Mexico’s Kidnap Culture Appears in Florida

By Brenda Walker

02/27/2007

Clay Moore is one smart — and lucky — young fellow. The 13-year-old resident of Parrish, Florida, was kidnapped at gunpoint by an illegal alien on Friday in an attempted kidnap-for-ransom plot. Clay cleverly used a safety pin to escape being duct-taped to a tree in a remote wooded area 20 miles from the abduction, and then found a farmer with a cell phone which he used to call for help.
On the day he was kidnapped, Clay Moore’s parents made the 13-year-old use a safety pin to mend his school uniform because he was to blame for tearing it.

That safety pin became key to Clay’s escape from the kidnapper, who snatched him at gunpoint from a school bus stop last Friday and left him in an East Manatee woods taped up and gagged. [Clay Moore’s incredible tale of escape from an armed kidnapper, Sarasota Herald Tribune 2/27/07]

Below: Clay Moore appeared with his family at a press conference.

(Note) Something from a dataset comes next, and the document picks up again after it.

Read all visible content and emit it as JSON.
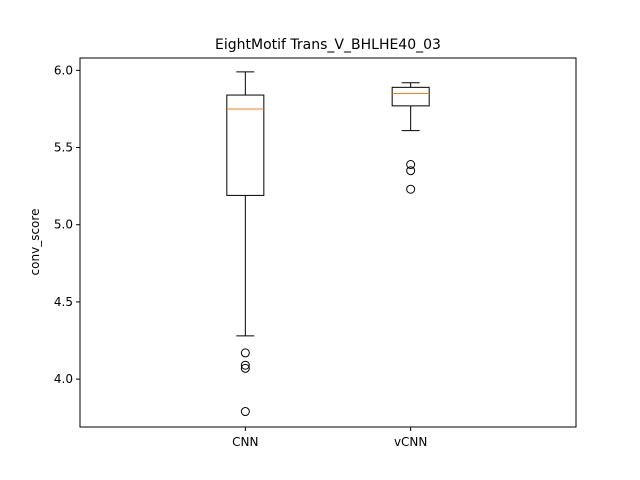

Kidnap victim Clay Moore and family at press conference 2/17/07

This case is a very concerning example of Mexicans bringing their culture of crime, particularly kidnapping, to this country.

Kidnapping for ransom is nearly non-existent in the whole of the USA. In Tijuana, there were close to 100 reported incidents of it last year. [Crime wears on Tijuana, San Diego, USA Today 2/05/07]

Suspect Vicente Beltran-Moreno, who earlier worked as an agricultural picker nearby, remains at large, and may have already escaped to Mexico. Naturally, the local illegal alien community fears a "backlash."

Meanwhile, parents have begun accompanying their children to bus stops.